Ashtead shares fell on Tuesday after the group announced falling sales growth rates and diminishing profits.
The company was considered a growth powerhouse for many years due to its remarkable ability to shake off any economic constraints. This no longer seems to be the case and interest rates are partly to blame.
Ashtead released results on Tuesday confirmed a prior slowdown in its core US business was not a blip.
Fourth quarter sales growth slipped to 7%. Growth is still growth but the real concern for investors will be declining profit before tax over the full year period. Profit before tax fell to $2,230m in 2024 from 2,273m in 2023.
Higher interest rates were blamed for rising costs with financing expenses rising by around a third. Margins across all geographies were squeezed as a result.
“Ashtead’s markets are slowing. Hot off the heels of news that it may be looking to move its main listing to the US, this was a slightly soft set of results,” said Matt Britzman, equity analyst, Hargreaves Lansdown.
“Whether you look at revenue, profit, or guidance, it’s hard to see much for markets to get excited about here. Management would be forgiven for giving slightly conservative guidance for the coming year after several disappointments of late, and it looks like that’s the case.
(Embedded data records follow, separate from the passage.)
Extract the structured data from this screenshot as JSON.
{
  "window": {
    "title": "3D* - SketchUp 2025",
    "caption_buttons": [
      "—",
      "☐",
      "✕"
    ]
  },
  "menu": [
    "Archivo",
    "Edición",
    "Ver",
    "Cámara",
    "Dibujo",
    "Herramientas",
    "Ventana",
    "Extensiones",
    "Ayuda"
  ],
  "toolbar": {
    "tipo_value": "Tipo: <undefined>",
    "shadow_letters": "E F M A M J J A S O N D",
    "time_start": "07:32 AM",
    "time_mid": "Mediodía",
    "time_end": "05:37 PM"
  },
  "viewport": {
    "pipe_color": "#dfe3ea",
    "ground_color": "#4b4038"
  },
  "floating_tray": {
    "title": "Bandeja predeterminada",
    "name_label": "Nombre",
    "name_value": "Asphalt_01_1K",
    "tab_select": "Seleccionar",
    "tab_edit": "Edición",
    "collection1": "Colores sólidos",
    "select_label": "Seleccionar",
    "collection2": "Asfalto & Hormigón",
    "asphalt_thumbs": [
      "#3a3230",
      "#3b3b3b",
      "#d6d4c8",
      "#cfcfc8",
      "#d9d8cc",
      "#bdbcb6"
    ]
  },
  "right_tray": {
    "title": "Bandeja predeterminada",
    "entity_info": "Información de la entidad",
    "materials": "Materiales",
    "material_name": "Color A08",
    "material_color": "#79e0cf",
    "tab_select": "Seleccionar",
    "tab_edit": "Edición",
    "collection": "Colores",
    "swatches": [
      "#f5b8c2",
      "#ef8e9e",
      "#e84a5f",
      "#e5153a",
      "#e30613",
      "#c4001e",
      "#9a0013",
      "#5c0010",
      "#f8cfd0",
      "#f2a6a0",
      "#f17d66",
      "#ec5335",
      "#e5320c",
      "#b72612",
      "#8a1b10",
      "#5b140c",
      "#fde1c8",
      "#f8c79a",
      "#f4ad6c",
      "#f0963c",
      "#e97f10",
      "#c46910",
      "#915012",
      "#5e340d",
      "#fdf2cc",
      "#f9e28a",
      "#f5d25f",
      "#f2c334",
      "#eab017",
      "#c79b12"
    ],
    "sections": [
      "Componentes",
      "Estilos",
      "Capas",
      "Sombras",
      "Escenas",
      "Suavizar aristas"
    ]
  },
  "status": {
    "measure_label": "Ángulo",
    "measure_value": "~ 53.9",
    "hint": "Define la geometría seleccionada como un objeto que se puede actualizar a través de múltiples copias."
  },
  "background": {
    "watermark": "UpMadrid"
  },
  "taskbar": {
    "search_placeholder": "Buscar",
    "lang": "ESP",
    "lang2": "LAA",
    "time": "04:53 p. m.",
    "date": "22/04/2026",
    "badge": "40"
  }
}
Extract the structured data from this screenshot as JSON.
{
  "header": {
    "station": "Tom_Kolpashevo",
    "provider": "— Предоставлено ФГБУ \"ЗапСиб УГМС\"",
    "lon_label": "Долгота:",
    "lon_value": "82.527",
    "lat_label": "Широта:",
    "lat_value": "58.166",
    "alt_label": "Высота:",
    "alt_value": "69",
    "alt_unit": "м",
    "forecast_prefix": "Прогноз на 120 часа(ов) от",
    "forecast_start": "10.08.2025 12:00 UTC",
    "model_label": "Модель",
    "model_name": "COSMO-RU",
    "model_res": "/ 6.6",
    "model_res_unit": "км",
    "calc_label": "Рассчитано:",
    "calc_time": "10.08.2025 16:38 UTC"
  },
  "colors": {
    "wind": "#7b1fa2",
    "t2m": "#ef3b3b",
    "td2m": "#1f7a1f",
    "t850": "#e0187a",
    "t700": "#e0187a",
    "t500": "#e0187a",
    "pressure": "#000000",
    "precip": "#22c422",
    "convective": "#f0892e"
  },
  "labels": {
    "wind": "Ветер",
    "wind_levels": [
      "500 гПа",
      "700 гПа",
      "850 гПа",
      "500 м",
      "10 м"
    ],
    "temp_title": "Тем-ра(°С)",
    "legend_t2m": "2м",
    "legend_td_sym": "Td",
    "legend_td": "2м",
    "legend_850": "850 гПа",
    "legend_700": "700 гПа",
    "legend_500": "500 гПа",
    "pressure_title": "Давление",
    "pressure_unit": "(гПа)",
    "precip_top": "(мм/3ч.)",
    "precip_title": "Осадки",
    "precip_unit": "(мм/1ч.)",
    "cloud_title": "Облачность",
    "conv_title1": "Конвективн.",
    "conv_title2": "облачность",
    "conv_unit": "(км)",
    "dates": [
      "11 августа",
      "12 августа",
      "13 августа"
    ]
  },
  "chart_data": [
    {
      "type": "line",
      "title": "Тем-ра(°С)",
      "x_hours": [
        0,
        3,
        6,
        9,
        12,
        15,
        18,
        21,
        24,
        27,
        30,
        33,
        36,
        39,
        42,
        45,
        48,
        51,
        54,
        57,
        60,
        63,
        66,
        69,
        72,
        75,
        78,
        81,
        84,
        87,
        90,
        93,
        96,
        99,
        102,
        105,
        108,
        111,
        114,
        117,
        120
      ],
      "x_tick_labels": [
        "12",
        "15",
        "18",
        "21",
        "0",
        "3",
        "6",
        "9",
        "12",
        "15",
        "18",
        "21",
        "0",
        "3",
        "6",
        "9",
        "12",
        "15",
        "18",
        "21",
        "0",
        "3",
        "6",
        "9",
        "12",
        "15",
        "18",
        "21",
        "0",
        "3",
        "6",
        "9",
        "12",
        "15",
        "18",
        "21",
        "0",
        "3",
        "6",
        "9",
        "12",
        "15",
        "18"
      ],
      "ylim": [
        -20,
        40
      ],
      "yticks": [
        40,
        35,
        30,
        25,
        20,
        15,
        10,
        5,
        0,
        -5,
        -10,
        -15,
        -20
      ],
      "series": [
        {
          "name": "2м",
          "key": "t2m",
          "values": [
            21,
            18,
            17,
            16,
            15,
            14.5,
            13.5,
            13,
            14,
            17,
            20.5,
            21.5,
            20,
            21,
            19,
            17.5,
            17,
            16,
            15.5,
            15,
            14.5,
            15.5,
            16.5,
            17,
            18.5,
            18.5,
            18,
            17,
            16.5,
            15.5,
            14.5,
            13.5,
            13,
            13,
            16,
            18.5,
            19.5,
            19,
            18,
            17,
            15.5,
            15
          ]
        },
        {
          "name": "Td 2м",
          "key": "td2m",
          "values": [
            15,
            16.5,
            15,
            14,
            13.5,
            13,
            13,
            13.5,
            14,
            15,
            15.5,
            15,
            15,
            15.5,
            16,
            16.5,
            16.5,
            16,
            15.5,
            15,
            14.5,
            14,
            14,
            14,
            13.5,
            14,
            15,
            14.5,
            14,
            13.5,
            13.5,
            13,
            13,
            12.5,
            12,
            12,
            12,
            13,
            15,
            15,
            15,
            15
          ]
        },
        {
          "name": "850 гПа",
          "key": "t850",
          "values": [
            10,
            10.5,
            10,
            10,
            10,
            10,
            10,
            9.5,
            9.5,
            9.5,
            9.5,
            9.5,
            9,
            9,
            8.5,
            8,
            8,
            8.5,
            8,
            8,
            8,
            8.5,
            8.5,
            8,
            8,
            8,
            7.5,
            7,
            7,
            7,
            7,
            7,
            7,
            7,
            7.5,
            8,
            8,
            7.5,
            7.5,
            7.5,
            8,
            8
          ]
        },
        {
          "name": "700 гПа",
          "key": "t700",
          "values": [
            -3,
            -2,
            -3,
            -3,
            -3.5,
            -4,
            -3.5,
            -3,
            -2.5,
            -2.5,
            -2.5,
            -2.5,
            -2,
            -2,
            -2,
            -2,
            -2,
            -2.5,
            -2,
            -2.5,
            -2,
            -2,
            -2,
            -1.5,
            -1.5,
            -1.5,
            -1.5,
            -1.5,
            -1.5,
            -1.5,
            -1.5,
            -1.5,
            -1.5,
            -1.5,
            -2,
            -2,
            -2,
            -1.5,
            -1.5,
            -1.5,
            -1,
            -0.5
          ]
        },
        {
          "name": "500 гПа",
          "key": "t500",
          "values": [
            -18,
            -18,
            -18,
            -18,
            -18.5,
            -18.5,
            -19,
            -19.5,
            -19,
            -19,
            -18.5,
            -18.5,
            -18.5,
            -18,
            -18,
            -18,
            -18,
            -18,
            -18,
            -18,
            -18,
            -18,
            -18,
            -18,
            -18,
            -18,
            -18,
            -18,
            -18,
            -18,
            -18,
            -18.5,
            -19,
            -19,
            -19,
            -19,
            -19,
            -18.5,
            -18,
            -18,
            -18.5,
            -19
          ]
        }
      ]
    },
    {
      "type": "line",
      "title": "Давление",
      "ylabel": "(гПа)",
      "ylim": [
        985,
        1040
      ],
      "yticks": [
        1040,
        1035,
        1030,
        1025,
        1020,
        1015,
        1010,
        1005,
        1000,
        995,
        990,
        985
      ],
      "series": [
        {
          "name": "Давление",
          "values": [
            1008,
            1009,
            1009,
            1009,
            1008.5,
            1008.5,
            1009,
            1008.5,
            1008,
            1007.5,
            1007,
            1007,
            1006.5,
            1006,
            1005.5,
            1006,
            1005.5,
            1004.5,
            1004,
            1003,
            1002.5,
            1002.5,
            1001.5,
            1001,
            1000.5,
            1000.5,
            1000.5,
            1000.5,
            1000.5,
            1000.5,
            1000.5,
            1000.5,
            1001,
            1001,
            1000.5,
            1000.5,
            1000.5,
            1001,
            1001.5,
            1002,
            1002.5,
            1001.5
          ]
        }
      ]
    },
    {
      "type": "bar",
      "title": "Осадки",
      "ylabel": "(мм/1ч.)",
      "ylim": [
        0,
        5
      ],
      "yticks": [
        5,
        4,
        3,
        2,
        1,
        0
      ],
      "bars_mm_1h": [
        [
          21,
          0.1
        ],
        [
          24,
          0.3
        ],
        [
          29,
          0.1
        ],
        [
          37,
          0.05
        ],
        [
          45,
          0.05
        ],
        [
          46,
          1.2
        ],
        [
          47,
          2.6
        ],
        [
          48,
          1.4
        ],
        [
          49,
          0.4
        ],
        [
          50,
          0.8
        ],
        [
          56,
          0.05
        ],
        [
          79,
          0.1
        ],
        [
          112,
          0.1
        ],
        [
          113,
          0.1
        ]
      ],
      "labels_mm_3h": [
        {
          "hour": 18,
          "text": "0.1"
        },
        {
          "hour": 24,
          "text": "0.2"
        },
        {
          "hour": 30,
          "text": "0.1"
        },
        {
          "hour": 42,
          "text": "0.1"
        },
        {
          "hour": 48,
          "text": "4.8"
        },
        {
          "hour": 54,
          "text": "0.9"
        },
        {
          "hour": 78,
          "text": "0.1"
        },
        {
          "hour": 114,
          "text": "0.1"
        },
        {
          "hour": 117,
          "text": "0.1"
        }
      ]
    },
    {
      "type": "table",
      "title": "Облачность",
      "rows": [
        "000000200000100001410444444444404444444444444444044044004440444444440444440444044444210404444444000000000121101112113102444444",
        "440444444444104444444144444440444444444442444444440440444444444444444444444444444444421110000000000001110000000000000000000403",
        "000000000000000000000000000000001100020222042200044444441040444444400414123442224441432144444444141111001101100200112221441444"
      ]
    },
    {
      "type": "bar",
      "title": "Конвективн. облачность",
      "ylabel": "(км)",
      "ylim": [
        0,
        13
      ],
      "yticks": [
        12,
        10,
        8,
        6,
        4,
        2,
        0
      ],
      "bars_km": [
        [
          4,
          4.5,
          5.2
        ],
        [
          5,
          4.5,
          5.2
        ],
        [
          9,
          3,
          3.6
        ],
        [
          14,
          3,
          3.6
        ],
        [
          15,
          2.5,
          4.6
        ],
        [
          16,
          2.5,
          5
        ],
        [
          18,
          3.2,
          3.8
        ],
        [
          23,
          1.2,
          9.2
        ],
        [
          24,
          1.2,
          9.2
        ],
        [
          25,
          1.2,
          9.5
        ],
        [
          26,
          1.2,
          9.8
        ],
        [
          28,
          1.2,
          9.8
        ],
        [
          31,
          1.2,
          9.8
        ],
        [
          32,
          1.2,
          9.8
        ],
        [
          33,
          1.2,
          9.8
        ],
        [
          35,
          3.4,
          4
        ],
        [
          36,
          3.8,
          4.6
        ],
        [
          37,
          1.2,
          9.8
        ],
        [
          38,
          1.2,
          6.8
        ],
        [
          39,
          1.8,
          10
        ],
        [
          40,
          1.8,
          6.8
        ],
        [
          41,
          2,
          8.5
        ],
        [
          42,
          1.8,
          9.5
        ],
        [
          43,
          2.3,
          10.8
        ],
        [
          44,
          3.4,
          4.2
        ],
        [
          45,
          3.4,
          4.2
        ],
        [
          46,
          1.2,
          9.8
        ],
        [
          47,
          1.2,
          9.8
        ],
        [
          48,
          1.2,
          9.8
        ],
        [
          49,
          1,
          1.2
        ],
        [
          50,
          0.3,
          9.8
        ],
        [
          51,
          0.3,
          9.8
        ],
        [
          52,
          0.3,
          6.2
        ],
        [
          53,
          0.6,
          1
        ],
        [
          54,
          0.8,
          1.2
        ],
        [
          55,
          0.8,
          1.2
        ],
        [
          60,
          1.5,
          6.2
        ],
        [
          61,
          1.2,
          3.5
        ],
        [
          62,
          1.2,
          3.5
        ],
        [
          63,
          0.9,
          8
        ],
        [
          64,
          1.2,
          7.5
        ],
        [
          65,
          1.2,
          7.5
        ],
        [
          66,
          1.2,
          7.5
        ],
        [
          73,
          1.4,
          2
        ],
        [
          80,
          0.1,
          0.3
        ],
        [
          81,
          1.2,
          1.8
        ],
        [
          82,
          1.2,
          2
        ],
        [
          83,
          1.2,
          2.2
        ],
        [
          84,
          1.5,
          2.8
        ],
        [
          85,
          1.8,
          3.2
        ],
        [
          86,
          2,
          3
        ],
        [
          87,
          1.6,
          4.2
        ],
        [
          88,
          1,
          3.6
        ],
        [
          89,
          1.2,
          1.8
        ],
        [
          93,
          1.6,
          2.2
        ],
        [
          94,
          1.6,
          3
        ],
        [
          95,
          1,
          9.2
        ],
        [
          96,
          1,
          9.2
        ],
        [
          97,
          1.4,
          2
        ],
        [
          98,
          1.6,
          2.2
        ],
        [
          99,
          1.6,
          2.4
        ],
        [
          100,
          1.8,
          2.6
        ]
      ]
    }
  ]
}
“But rental giant Ashtead is still demonstrating its strength, just in a softer market. The larger construction equipment players are taking market share, and that plays right into Ashtead’s hands. Mega-projects in the US will continue to act as a medium-term tailwind, and it was positive to see rental rates showing strength in the final quarter. This had been an area of concern going into the results. Longer term, the US rental market is fragmented and there’s a growing appreciation from end-users as to the benefits of rental over ownership.”